Questo il principio enunciato dalla Quinta Sezione della Corte di Cassazione nella corposa sentenza n. 21642 del 7 luglio 2022 (Pres. Virgilio, Rel. Cataldi).

Il caso è quello di un fondo di investimento tedesco di tipo “aperto” (non essendo previste limitazioni al rimborso delle relative quote), costituente un patrimonio separato e soggetto all’Autorità tedesca di vigilanza sugli istituti finanziari, sicché esso era da considerare omologo ai fondi comuni d’investimento mobiliare italiani disciplinati dalla legge n. 77 del 1983.

Tutte le quote del fondo erano detenute da un solo investitore, una società di capitali tedesca operante nel settore delle assicurazioni. I dividendi distribuiti dalle società partecipate italiane sono giunti all’ Investitore al netto della ritenuta alla fonte del 15 per cento. Viceversa, se l’Investitore, anziché investire nelle società italiane a mezzo di un fondo di investimento tedesco, avesse investito in dette società tramite un omologo fondo di investimento di diritto italiano, avrebbe beneficiato di un trattamento fiscale più favorevole.

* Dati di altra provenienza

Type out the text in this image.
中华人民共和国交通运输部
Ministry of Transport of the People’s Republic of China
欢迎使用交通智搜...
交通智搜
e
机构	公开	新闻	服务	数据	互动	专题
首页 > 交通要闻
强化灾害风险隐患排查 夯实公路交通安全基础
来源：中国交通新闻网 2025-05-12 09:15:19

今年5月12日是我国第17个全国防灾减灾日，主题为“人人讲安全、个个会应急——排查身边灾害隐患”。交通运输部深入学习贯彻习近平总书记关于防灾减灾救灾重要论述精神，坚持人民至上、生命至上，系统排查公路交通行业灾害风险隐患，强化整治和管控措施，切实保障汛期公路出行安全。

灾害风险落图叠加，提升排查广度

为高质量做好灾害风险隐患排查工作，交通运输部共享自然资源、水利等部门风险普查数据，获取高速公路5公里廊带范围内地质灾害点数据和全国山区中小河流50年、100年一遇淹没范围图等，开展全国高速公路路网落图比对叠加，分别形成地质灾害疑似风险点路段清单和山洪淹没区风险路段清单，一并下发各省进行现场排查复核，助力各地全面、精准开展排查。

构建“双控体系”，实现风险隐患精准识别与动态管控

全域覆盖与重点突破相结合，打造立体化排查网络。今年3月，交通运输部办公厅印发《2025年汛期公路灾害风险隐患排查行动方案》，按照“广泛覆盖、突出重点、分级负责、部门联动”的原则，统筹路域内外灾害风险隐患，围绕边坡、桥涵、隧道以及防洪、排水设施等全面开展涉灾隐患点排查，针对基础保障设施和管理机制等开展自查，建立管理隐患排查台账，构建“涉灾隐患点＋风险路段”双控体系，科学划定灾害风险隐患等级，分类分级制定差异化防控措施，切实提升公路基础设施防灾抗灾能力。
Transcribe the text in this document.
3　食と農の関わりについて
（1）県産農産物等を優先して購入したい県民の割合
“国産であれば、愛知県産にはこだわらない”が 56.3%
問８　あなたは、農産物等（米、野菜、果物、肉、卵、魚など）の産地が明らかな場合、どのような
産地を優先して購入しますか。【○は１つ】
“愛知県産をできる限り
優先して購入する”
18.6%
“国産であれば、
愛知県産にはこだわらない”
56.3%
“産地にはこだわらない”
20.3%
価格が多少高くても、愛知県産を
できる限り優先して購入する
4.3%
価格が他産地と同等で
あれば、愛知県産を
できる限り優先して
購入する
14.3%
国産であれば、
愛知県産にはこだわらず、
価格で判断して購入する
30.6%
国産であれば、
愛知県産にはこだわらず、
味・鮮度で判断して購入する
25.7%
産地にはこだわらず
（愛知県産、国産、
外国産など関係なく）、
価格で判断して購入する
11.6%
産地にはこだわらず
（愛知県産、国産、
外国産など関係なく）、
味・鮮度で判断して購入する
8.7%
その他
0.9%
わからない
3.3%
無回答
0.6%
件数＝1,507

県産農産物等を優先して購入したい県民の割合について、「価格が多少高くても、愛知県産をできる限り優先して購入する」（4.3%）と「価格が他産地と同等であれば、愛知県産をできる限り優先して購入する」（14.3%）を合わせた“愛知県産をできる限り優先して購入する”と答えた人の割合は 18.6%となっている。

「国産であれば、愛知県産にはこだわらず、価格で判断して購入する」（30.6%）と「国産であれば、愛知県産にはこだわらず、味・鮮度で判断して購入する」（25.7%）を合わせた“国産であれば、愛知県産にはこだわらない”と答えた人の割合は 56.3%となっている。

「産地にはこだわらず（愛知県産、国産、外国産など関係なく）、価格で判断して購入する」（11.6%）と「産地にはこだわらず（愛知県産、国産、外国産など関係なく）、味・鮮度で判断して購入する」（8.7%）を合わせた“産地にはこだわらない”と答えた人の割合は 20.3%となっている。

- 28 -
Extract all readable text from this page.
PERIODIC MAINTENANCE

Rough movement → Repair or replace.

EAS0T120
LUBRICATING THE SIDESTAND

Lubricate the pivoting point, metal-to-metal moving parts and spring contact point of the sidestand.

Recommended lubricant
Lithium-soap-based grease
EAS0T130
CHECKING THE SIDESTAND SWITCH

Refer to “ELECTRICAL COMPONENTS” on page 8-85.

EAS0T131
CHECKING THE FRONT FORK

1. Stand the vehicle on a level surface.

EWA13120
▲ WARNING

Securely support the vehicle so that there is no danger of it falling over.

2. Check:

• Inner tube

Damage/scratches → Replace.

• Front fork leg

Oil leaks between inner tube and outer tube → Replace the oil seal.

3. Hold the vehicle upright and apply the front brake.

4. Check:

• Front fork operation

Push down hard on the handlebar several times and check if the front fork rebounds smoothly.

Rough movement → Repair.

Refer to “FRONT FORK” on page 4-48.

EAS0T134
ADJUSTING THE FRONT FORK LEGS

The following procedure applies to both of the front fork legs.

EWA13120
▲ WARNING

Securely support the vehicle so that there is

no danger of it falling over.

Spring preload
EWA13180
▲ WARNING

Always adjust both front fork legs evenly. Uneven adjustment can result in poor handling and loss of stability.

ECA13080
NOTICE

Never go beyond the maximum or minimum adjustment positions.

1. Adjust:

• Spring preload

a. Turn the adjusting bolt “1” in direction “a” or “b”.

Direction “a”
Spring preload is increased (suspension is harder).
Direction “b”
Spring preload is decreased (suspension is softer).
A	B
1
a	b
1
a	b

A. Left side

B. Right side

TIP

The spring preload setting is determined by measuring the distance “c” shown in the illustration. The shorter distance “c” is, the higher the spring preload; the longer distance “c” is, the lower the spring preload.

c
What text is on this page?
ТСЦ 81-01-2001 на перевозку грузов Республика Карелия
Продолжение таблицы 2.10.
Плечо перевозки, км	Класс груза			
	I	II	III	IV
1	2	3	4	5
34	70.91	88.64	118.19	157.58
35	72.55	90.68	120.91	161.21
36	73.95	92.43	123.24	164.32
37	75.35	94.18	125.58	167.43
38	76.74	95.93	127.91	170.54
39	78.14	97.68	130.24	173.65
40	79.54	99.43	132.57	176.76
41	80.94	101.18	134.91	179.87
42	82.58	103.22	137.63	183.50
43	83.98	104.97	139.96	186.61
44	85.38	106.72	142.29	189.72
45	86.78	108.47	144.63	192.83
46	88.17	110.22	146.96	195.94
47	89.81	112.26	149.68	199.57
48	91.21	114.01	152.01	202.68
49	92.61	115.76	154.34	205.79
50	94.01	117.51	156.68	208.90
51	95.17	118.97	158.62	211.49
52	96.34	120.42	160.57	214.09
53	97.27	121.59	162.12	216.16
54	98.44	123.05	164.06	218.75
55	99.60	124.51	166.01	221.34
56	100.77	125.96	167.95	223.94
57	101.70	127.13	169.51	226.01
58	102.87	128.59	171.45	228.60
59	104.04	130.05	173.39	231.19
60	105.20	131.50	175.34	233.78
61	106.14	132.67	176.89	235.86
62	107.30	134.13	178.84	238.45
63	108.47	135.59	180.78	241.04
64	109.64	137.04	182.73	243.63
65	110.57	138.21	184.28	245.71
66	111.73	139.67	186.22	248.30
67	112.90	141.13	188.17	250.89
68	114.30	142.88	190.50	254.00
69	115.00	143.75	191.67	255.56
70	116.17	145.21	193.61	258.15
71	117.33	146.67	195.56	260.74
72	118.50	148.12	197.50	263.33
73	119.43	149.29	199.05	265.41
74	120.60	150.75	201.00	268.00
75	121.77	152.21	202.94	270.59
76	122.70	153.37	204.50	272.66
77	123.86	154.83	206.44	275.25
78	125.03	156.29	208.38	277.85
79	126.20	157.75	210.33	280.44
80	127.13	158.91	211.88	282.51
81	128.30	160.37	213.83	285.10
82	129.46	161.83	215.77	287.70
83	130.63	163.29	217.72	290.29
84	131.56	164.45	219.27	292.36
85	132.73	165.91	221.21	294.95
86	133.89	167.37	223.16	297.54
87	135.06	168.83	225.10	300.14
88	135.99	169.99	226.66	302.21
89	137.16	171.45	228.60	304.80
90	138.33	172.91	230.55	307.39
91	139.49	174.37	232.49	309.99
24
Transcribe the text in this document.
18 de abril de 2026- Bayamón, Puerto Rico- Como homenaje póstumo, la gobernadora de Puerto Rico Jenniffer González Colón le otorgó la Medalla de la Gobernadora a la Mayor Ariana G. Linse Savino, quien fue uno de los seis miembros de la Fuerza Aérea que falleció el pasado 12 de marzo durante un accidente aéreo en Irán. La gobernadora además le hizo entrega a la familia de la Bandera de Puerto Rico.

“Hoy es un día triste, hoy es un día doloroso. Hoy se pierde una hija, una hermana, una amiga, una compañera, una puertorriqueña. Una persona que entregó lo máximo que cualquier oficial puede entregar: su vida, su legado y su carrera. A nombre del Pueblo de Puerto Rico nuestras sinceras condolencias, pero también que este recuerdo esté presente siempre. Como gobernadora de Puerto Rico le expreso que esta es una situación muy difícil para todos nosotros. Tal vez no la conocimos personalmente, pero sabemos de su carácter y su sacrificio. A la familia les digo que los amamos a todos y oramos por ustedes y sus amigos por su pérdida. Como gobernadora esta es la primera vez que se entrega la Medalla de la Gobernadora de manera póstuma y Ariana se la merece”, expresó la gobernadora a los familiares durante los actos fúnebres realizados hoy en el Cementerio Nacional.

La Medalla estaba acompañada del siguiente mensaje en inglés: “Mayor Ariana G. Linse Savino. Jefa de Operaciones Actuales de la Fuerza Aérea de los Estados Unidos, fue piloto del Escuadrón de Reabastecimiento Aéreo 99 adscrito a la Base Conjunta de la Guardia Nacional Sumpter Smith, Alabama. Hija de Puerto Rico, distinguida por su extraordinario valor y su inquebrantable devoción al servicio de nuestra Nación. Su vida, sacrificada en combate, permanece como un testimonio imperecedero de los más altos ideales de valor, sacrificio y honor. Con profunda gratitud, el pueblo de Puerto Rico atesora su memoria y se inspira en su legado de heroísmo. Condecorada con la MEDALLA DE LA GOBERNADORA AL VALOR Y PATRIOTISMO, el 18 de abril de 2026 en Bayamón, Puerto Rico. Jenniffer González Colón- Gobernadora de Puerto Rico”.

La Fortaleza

In questa seconda ipotesi, infatti, avrebbe trovato applicazione il regime speciale di esenzione anche dall’imposta sostitutiva previsto dall’art. 9, comma 4, d.lgs. 21 novembre 1997, n. 461, nella versione applicabile ratione temporis, a mente del quale “nel caso di organismi d’investimento collettivo mobiliare le cui quote o azioni siano sottoscritte esclusivamente da soggetti non residenti …. gli organismi medesimi sono esenti dall’imposta sostitutiva sul risultato della gestione altrimenti dovuta con le aliquote del 12,50”.

Presentata la richiesta di rimborso per le ritenute subite, la vicenda giudiziaria nei gradi di merito aveva visto infine prevalere le tesi dell’Agenzia delle Entrate.

La CTR aveva rilevato che « essendo la materia regolata da un accordo bilaterale tra i due Stati si presume che si sia operato tenendo conto del carico tributario complessivo, anche al fine di evitare trattamenti sperequativi». Ma la Corte censura questa affermazione, poiché la stipulazione di una convenzione internazionale contro le doppie imposizioni non comporta necessariamente la conformità del sistema tributario nazionale ai principi espressi dall’art. 63 T.F.U.E. in materia di libera circolazione dei capitali; né esclude comunque l’assenza di ogni possibile restrizione tra Stati membri. Sicché l’ obbligo di verifica in materia (e quello, eventualmente conseguente, di ricorrere all’interpretazione adeguatrice della norma internazionale pattizia, nei limiti indicati), gravante sul giudice nazionale, non può essere sostanzialmente vanificato attraverso l’applicazione di una presunzione di legittimità che non ha alcun fondamento, né legale, né logico-giuridico.

La C.T.R., secondo il Giudici di Legittimità, non ha allora fatto buon governo neppure di dei principi che governano la restrizione alla circolazione di capitali, per i quali « ai fini della valutazione della comparabilità oggettiva di fattispecie soggette ad un trattamento differenziato, occorre tener conto unicamente dei criteri di distinzione previsti dalla normativa tributaria nazionale ai fini della tassazione dei dividendi distribuiti» (Corte giustizia, 10/04/2014, C-190/2012, Emerging Markets, cit., paragrafo 61 ss.).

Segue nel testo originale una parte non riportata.